Patch Tuesday tip (especially useful for VM users)

Christian Nesmark

After updating the .NET framework through Windows Update, you could experience a temporary performance degradation. For users of multiple VMs, this can be a big problem. Here is a tip for speeding up the process.

First, a little background. My virtual environment is rigged for several types of developement - ASP.NET MVC, Windows Phone, Windows 8, and SharePoint. I therefore have multiple virtual machines:

  • sauron: The all-seeing eye (AD controller)
  • tirith: Where the library is (SQL Server)
  • mordor: SharePoint
  • moria: Where cool stuff is crafted
  • addition to a couple of customer-specific VMs.

Whenever there has been an update for the .NET Framework, there will be a certain process running for several hours on all of these machines. It is called mscorsvw.exe (.NET Runtime Optimization Service), and it precompiles all the DLLs in the .NET framework. It is somewhat considerate, as it runs only when there is no user activity, which is fine in a single-machine scenario. But I can only work on one VM at any give time, so the three others just run in the background (AD, SQL etc). Naturally, the optimization service running in these VMs does not detect my activity, and thus consumes a lot of resources, lowering my laptop's performance, and making the cooling fan sound like a take-off is imminent.

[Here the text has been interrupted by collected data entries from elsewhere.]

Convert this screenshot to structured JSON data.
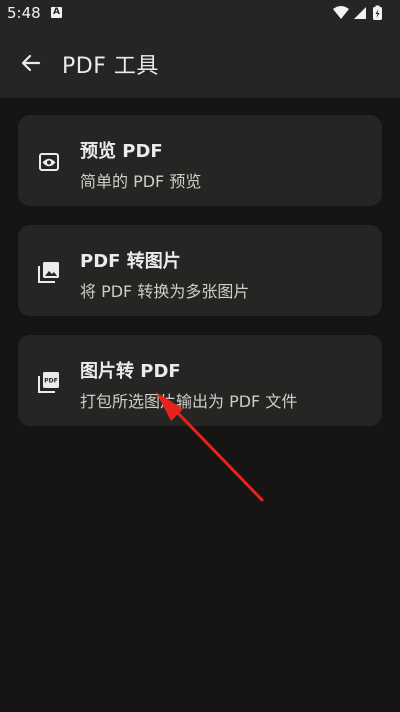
{
  "status_bar": {
    "time": "5:48",
    "badge_letter": "A",
    "icons": [
      "wifi-icon",
      "signal-icon",
      "battery-charging-icon"
    ]
  },
  "app_bar": {
    "title": "PDF 工具",
    "back_icon": "arrow-left-icon"
  },
  "tools": [
    {
      "title": "预览 PDF",
      "subtitle": "简单的 PDF 预览",
      "icon": "eye-icon"
    },
    {
      "title": "PDF 转图片",
      "subtitle": "将 PDF 转换为多张图片",
      "icon": "image-icon"
    },
    {
      "title": "图片转 PDF",
      "subtitle": "打包所选图片输出为 PDF 文件",
      "icon": "pdf-stack-icon",
      "icon_text": "PDF"
    }
  ],
  "annotation": {
    "type": "arrow",
    "color": "#e8231c",
    "target": "tools.2.subtitle"
  },
  "colors": {
    "background": "#161514",
    "surface": "#262523",
    "text_primary": "#ecebe9",
    "text_secondary": "#cfcdca"
  }
}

This can be quite annoying, so I'm like...

Get on with it!

ngen.exe to the rescue

Luckily, there is a way to speed up this process, and give the compilation process top priority. In the *%windir%\Microsoft.NET\Framework{version}* folder, there is a gem called ngen.exe (Native Image Generator). What you can do with this, is to force execution of the compilation queue. To do that, run the command with a parameter, executeQueuedItems.

This is true both for the 32-bit and 64-bit versions of the framework, so you need to run ngen.exe for all installed versions. The best thing to do is to create a script to ensure all versions get compiled. Note: The script must be run in a command prompt in Administrator mode.

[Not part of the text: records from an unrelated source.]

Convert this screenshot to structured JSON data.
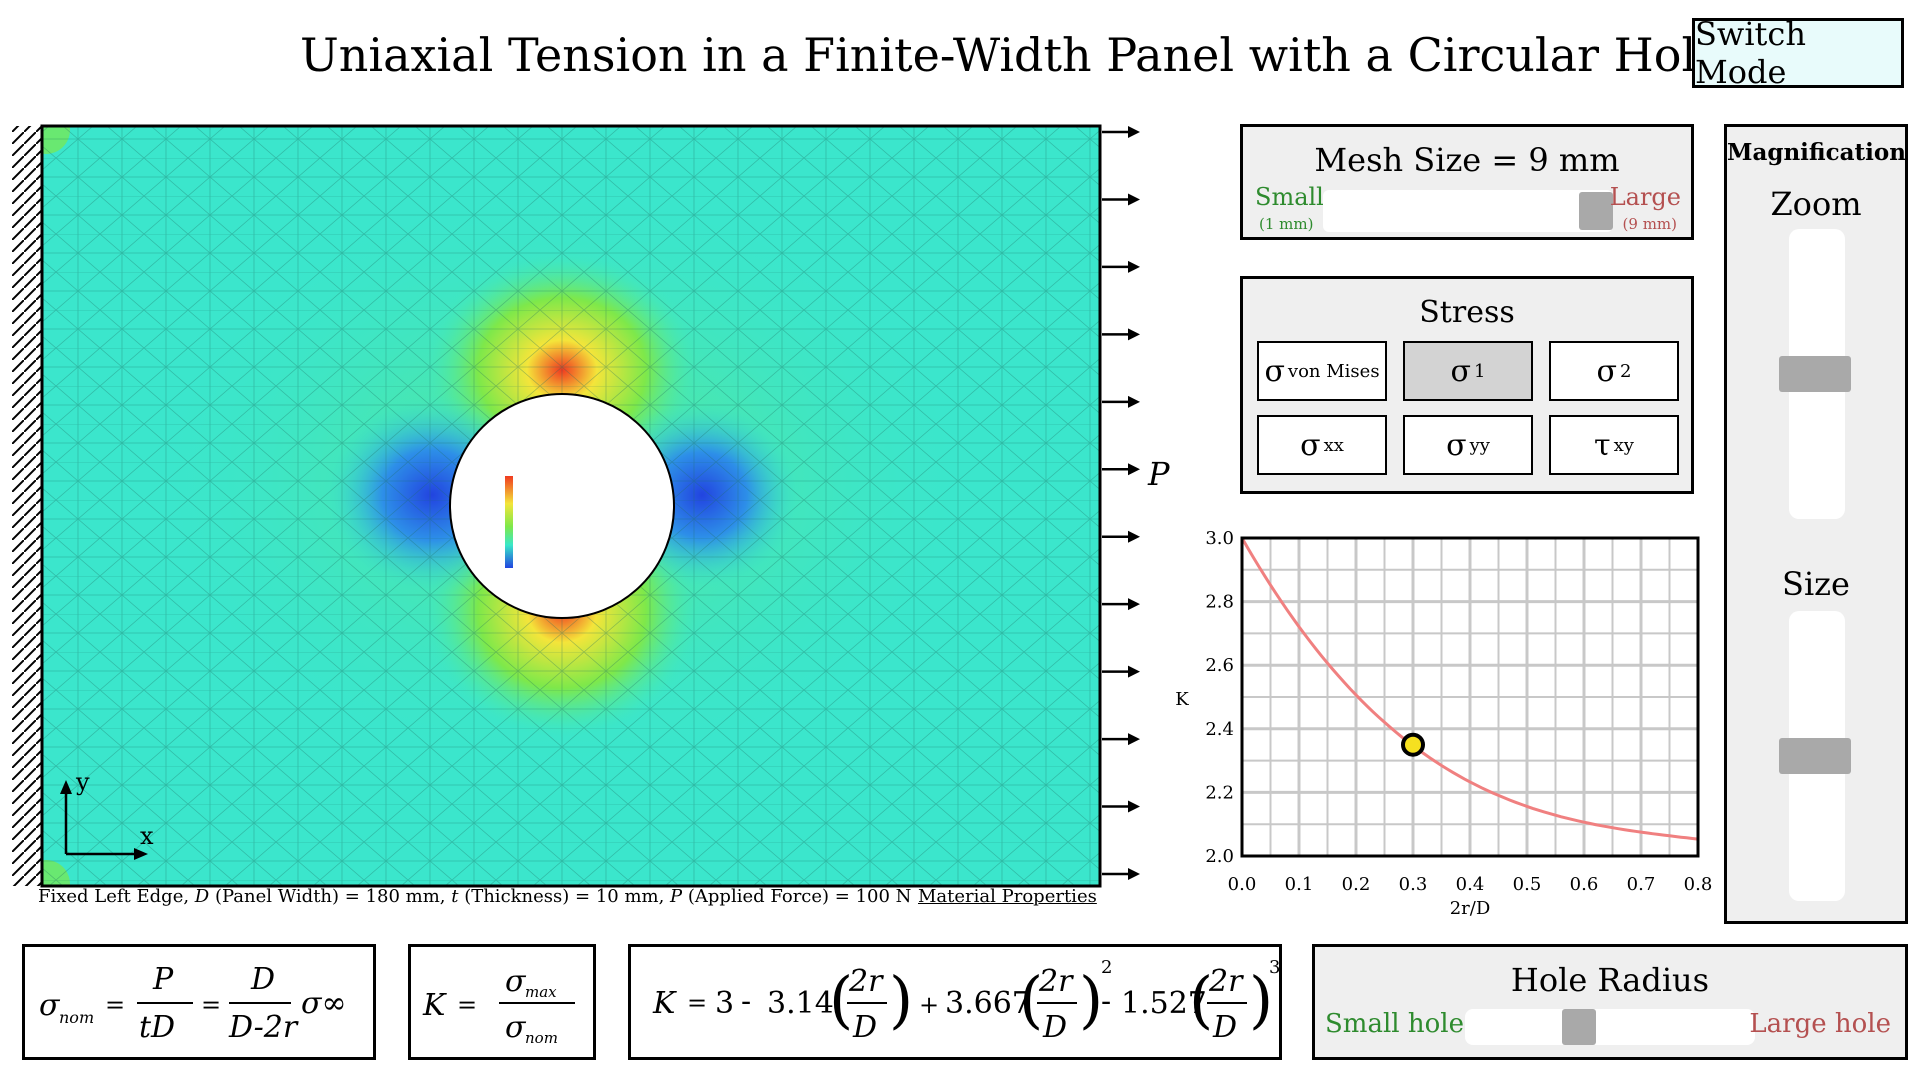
{
  "header": {
    "title": "Uniaxial Tension in a Finite-Width Panel with a Circular Hole",
    "switch_label": "Switch Mode"
  },
  "panel": {
    "caption_parts": {
      "a": "Fixed Left Edge, ",
      "D": "D",
      "b": " (Panel Width) = 180 mm, ",
      "t": "t",
      "c": " (Thickness) = 10 mm, ",
      "P": "P",
      "d": " (Applied Force) = 100 N"
    },
    "material_link": "Material Properties",
    "load_label": "P",
    "axis_x": "x",
    "axis_y": "y",
    "arrow_count": 12,
    "colors": {
      "field": "#39e8c8",
      "blue": "#2244e0",
      "yellow": "#f4e53a",
      "red": "#f03a20",
      "green": "#7ee84a"
    }
  },
  "mesh": {
    "title": "Mesh Size = 9 mm",
    "small_label": "Small",
    "small_sub": "(1 mm)",
    "large_label": "Large",
    "large_sub": "(9 mm)",
    "value_fraction": 1.0
  },
  "stress": {
    "title": "Stress",
    "buttons": [
      {
        "sym": "σ",
        "sub": "von Mises",
        "active": false,
        "name": "von-mises"
      },
      {
        "sym": "σ",
        "sub": "1",
        "active": true,
        "name": "sigma-1"
      },
      {
        "sym": "σ",
        "sub": "2",
        "active": false,
        "name": "sigma-2"
      },
      {
        "sym": "σ",
        "sub": "xx",
        "active": false,
        "name": "sigma-xx"
      },
      {
        "sym": "σ",
        "sub": "yy",
        "active": false,
        "name": "sigma-yy"
      },
      {
        "sym": "τ",
        "sub": "xy",
        "active": false,
        "name": "tau-xy"
      }
    ]
  },
  "chart_data": {
    "type": "line",
    "xlabel": "2r/D",
    "ylabel": "K",
    "xlim": [
      0.0,
      0.8
    ],
    "ylim": [
      2.0,
      3.0
    ],
    "xticks": [
      "0.0",
      "0.1",
      "0.2",
      "0.3",
      "0.4",
      "0.5",
      "0.6",
      "0.7",
      "0.8"
    ],
    "yticks": [
      "2.0",
      "2.2",
      "2.4",
      "2.6",
      "2.8",
      "3.0"
    ],
    "grid": true,
    "curve": "K = 3 - 3.14x + 3.667x^2 - 1.527x^3",
    "line_color": "#f08080",
    "marker": {
      "x": 0.3,
      "y": 2.35,
      "color": "#f5e020"
    }
  },
  "magnification": {
    "title": "Magnification",
    "zoom_label": "Zoom",
    "size_label": "Size",
    "zoom_fraction": 0.5,
    "size_fraction": 0.5
  },
  "formulas": {
    "nom_lhs": "σ",
    "nom_sub": "nom",
    "eq": "=",
    "P": "P",
    "tD": "tD",
    "D": "D",
    "D2r": "D-2r",
    "sig_inf": "σ∞",
    "K": "K",
    "sig_max": "σ",
    "max_sub": "max",
    "c3": "3",
    "minus": "-",
    "plus": "+",
    "a1": "3.14",
    "a2": "3.667",
    "a3": "1.527",
    "two_r": "2r",
    "p2": "2",
    "p3": "3"
  },
  "hole": {
    "title": "Hole Radius",
    "small_label": "Small hole",
    "large_label": "Large hole",
    "value_fraction": 0.38
  }
}
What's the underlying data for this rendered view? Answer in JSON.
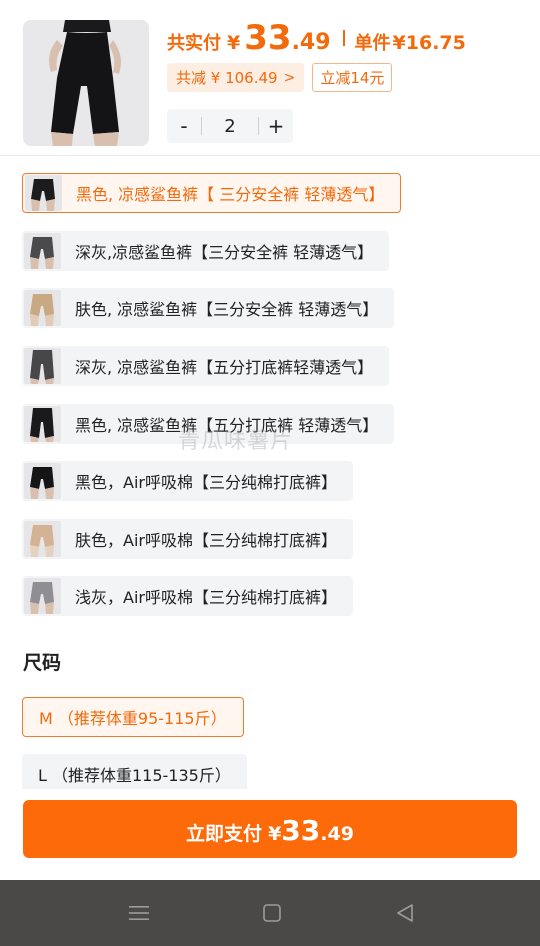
{
  "product": {
    "total_label": "共实付",
    "currency": "¥",
    "total_int": "33",
    "total_dec": ".49",
    "unit_label": "单件",
    "unit_price": "¥16.75",
    "discount_total": "共减 ¥ 106.49",
    "discount_chevron": ">",
    "instant_discount": "立减14元"
  },
  "quantity": {
    "minus": "-",
    "value": "2",
    "plus": "+"
  },
  "options": [
    {
      "label": "黑色, 凉感鲨鱼裤【 三分安全裤 轻薄透气】",
      "selected": true,
      "swatch": "#1c1c1e"
    },
    {
      "label": "深灰,凉感鲨鱼裤【三分安全裤 轻薄透气】",
      "selected": false,
      "swatch": "#4a4a4c"
    },
    {
      "label": "肤色, 凉感鲨鱼裤【三分安全裤 轻薄透气】",
      "selected": false,
      "swatch": "#c9a884"
    },
    {
      "label": "深灰, 凉感鲨鱼裤【五分打底裤轻薄透气】",
      "selected": false,
      "swatch": "#47474a"
    },
    {
      "label": "黑色, 凉感鲨鱼裤【五分打底裤 轻薄透气】",
      "selected": false,
      "swatch": "#1a1a1c"
    },
    {
      "label": "黑色，Air呼吸棉【三分纯棉打底裤】",
      "selected": false,
      "swatch": "#151516"
    },
    {
      "label": "肤色，Air呼吸棉【三分纯棉打底裤】",
      "selected": false,
      "swatch": "#d4b394"
    },
    {
      "label": "浅灰，Air呼吸棉【三分纯棉打底裤】",
      "selected": false,
      "swatch": "#8f8f93"
    }
  ],
  "size_section": {
    "title": "尺码",
    "sizes": [
      {
        "label": "M （推荐体重95-115斤）",
        "selected": true
      },
      {
        "label": "L （推荐体重115-135斤）",
        "selected": false
      }
    ]
  },
  "watermark": "青瓜味薯片",
  "pay_button": {
    "label": "立即支付",
    "currency": "¥",
    "amount_int": "33",
    "amount_dec": ".49"
  },
  "nav": {
    "menu_icon": "menu-icon",
    "home_icon": "home-square-icon",
    "back_icon": "back-triangle-icon",
    "bar_color": "#4b4848"
  },
  "colors": {
    "accent": "#f36a0c",
    "button": "#fd6a0a"
  }
}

%windir%\Microsoft.NET\Framework\v4.0.30319\ngen.exe executeQueuedItems
%windir%\Microsoft.NET\Framework64\v4.0.30319\ngen.exe executeQueuedItems

The last time I ran that script in all my VMs simultanously, my i7 quad core finally got a real challenge.

quadcore ngen

As you can see, your computer is practically unusable during this process, but if you start the script just before you go to lunch, it will be done by the time you get back. Neat.